Mickey Jones played Pete Bilker, one of the K&B Construction workers occasionally featured on “Tool Time” and “Home Improvement” in general, and he was the owner of the pseudo-catchphrase, “that would be me.” Jones was originally a drummer for the likes of Johnny Rivers, Bob Dylan and Kenny Rogers and added to that a 20-year acting career before even joining Tim Allen’s sitcom. After the show ended, Jones could be seen on the TV shows “JAG,” “Son of the Beach,” “Entourage,” “Workaholics,” “It’s Always Sunny in Philadelphia” and “Justified” as well as a dozen films. Sadly, Jones passed away due to complications from diabetes in 2018 at the age of 76.
Another of the K&B Construction guys was Rock Flanagan, best remembered as the loud and enthusiastic one who refers to Tim Taylor as “Timmy.” Rock was played by veteran actor Casey Sander, whose bread and butter has been playing cops, soldiers, firefighters and guards. After his dozen appearances on “Home Improvement,” Sander made his rounds on countless shows and in numerous movies, most notably playing Chief Connors in the “Mystery Woman” franchise, Frank Connell on “Las Vegas,” Charlie Weaver on “Justified” and Mike Rostenkowski (Bernadette’s father) on “The Big Bang Theory.” Most recently Sander, now 62, had a small role in Adam McKay’s Dick Cheney biopic “Vice.”

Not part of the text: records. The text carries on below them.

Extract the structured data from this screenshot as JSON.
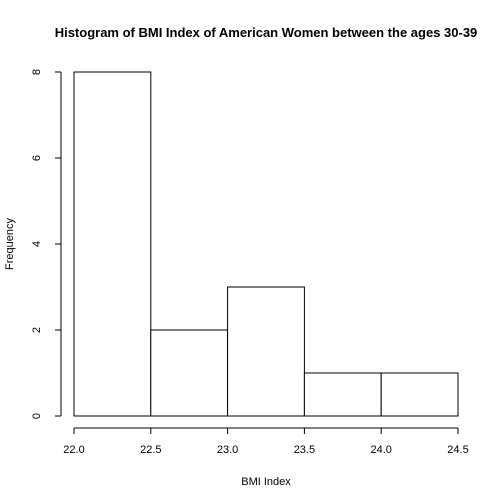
{
  "chart_data": {
    "type": "bar",
    "title": "Histogram of BMI Index of American Women between the ages 30-39",
    "xlabel": "BMI Index",
    "ylabel": "Frequency",
    "bins": [
      {
        "start": 22.0,
        "end": 22.5,
        "count": 8
      },
      {
        "start": 22.5,
        "end": 23.0,
        "count": 2
      },
      {
        "start": 23.0,
        "end": 23.5,
        "count": 3
      },
      {
        "start": 23.5,
        "end": 24.0,
        "count": 1
      },
      {
        "start": 24.0,
        "end": 24.5,
        "count": 1
      }
    ],
    "xlim": [
      22.0,
      24.5
    ],
    "ylim": [
      0,
      8
    ],
    "x_ticks": [
      "22.0",
      "22.5",
      "23.0",
      "23.5",
      "24.0",
      "24.5"
    ],
    "y_ticks": [
      "0",
      "2",
      "4",
      "6",
      "8"
    ],
    "grid": false,
    "colors": {
      "bar_fill": "#ffffff",
      "bar_stroke": "#000000"
    }
  }
}
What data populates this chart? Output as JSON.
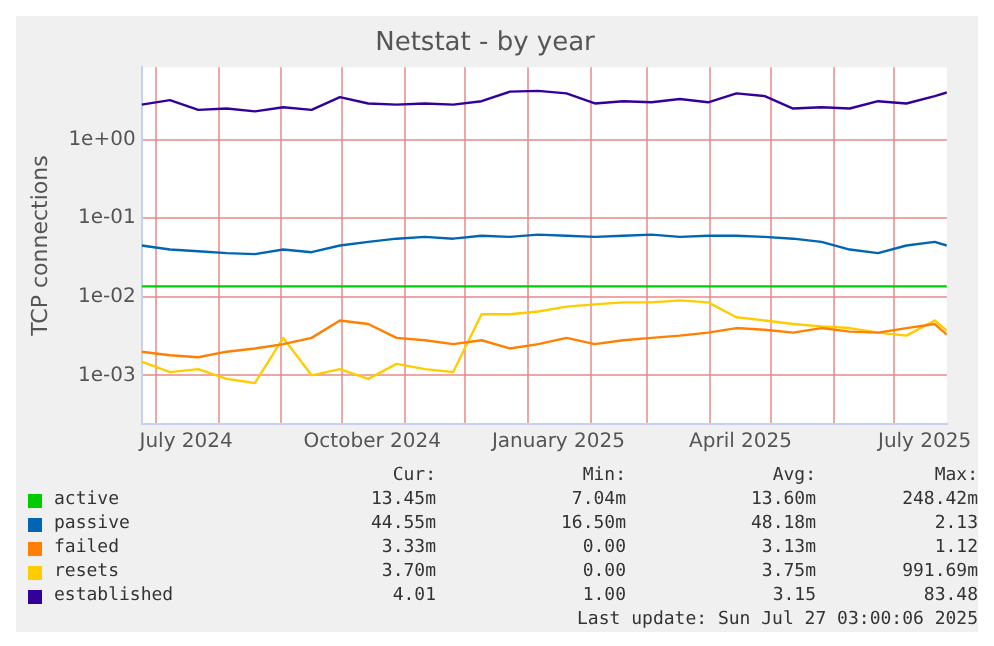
{
  "chart_data": {
    "type": "line",
    "title": "Netstat - by year",
    "ylabel": "TCP connections",
    "log": "y",
    "grid": true,
    "legend": "bottom",
    "marker": "none",
    "x": [
      "2024-06-24",
      "2024-07-08",
      "2024-07-22",
      "2024-08-05",
      "2024-08-19",
      "2024-09-02",
      "2024-09-16",
      "2024-09-30",
      "2024-10-14",
      "2024-10-28",
      "2024-11-11",
      "2024-11-25",
      "2024-12-09",
      "2024-12-23",
      "2025-01-06",
      "2025-01-20",
      "2025-02-03",
      "2025-02-17",
      "2025-03-03",
      "2025-03-17",
      "2025-03-31",
      "2025-04-14",
      "2025-04-28",
      "2025-05-12",
      "2025-05-26",
      "2025-06-09",
      "2025-06-23",
      "2025-07-07",
      "2025-07-21",
      "2025-07-27"
    ],
    "xlim": [
      "2024-06-24",
      "2025-07-27"
    ],
    "xticks": [
      {
        "value": "2024-07-01",
        "label": null
      },
      {
        "value": "2024-07-16",
        "label": "July 2024"
      },
      {
        "value": "2024-08-01",
        "label": null
      },
      {
        "value": "2024-09-01",
        "label": null
      },
      {
        "value": "2024-10-01",
        "label": null
      },
      {
        "value": "2024-10-16",
        "label": "October 2024"
      },
      {
        "value": "2024-11-01",
        "label": null
      },
      {
        "value": "2024-12-01",
        "label": null
      },
      {
        "value": "2025-01-01",
        "label": null
      },
      {
        "value": "2025-01-16",
        "label": "January 2025"
      },
      {
        "value": "2025-02-01",
        "label": null
      },
      {
        "value": "2025-03-01",
        "label": null
      },
      {
        "value": "2025-04-01",
        "label": null
      },
      {
        "value": "2025-04-16",
        "label": "April 2025"
      },
      {
        "value": "2025-05-01",
        "label": null
      },
      {
        "value": "2025-06-01",
        "label": null
      },
      {
        "value": "2025-07-01",
        "label": null
      },
      {
        "value": "2025-07-16",
        "label": "July 2025"
      }
    ],
    "ylim": [
      0.00024,
      8.4
    ],
    "yticks": [
      {
        "value": 0.001,
        "label": "1e-03"
      },
      {
        "value": 0.01,
        "label": "1e-02"
      },
      {
        "value": 0.1,
        "label": "1e-01"
      },
      {
        "value": 1,
        "label": "1e+00"
      }
    ],
    "series": [
      {
        "name": "active",
        "color": "#00cc00",
        "values": [
          0.0136,
          0.0136,
          0.0136,
          0.0136,
          0.0136,
          0.0136,
          0.0136,
          0.0136,
          0.0136,
          0.0136,
          0.0136,
          0.0136,
          0.0136,
          0.0136,
          0.0136,
          0.0136,
          0.0136,
          0.0136,
          0.0136,
          0.0136,
          0.0136,
          0.0136,
          0.0136,
          0.0136,
          0.0136,
          0.0136,
          0.0136,
          0.0136,
          0.0136,
          0.0136
        ]
      },
      {
        "name": "passive",
        "color": "#0066b3",
        "values": [
          0.045,
          0.04,
          0.038,
          0.036,
          0.035,
          0.04,
          0.037,
          0.045,
          0.05,
          0.055,
          0.058,
          0.055,
          0.06,
          0.058,
          0.062,
          0.06,
          0.058,
          0.06,
          0.062,
          0.058,
          0.06,
          0.06,
          0.058,
          0.055,
          0.05,
          0.04,
          0.036,
          0.045,
          0.05,
          0.045
        ]
      },
      {
        "name": "failed",
        "color": "#ff8000",
        "values": [
          0.002,
          0.0018,
          0.0017,
          0.002,
          0.0022,
          0.0025,
          0.003,
          0.005,
          0.0045,
          0.003,
          0.0028,
          0.0025,
          0.0028,
          0.0022,
          0.0025,
          0.003,
          0.0025,
          0.0028,
          0.003,
          0.0032,
          0.0035,
          0.004,
          0.0038,
          0.0035,
          0.004,
          0.0036,
          0.0035,
          0.004,
          0.0045,
          0.0033
        ]
      },
      {
        "name": "resets",
        "color": "#ffcc00",
        "values": [
          0.0015,
          0.0011,
          0.0012,
          0.0009,
          0.0008,
          0.003,
          0.001,
          0.0012,
          0.0009,
          0.0014,
          0.0012,
          0.0011,
          0.006,
          0.006,
          0.0065,
          0.0075,
          0.008,
          0.0085,
          0.0085,
          0.009,
          0.0085,
          0.0055,
          0.005,
          0.0045,
          0.0042,
          0.004,
          0.0035,
          0.0032,
          0.005,
          0.0037
        ]
      },
      {
        "name": "established",
        "color": "#330099",
        "values": [
          2.8,
          3.2,
          2.4,
          2.5,
          2.3,
          2.6,
          2.4,
          3.5,
          2.9,
          2.8,
          2.9,
          2.8,
          3.1,
          4.1,
          4.2,
          3.9,
          2.9,
          3.1,
          3.0,
          3.3,
          3.0,
          3.9,
          3.6,
          2.5,
          2.6,
          2.5,
          3.1,
          2.9,
          3.6,
          4.0
        ]
      }
    ],
    "annotations": [
      "Cur:",
      "Min:",
      "Avg:",
      "Max:",
      "13.45m",
      "7.04m",
      "13.60m",
      "248.42m",
      "44.55m",
      "16.50m",
      "48.18m",
      "2.13",
      "3.33m",
      "0.00",
      "3.13m",
      "1.12",
      "3.70m",
      "0.00",
      "3.75m",
      "991.69m",
      "4.01",
      "1.00",
      "3.15",
      "83.48",
      "Last update: Sun Jul 27 03:00:06 2025"
    ]
  }
}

Remember Betsy Randle’s time on “Home Improvement”? She was Jill’s feminist friend and a foil to Tim’s macho energy for the first two seasons of the show. Randle was ticketed to continue on the series, but her character had to be written off (explained as a move to California) so the actress could take the role for which she is now best known: Cory Matthews’ mother, Amy, on “Boy Meets World.” Randle continued working after that show ended in 2000, including a regular role on “Charmed,” but she retired in 2004. It took the spin-off/reboot “Girl Meets World” to bring Randle back to showbiz in 2014. Since then she has also appeared in the films “Dirty 30” (2016), “My Little Girl is Gone” (2018) and “Painter” (2018).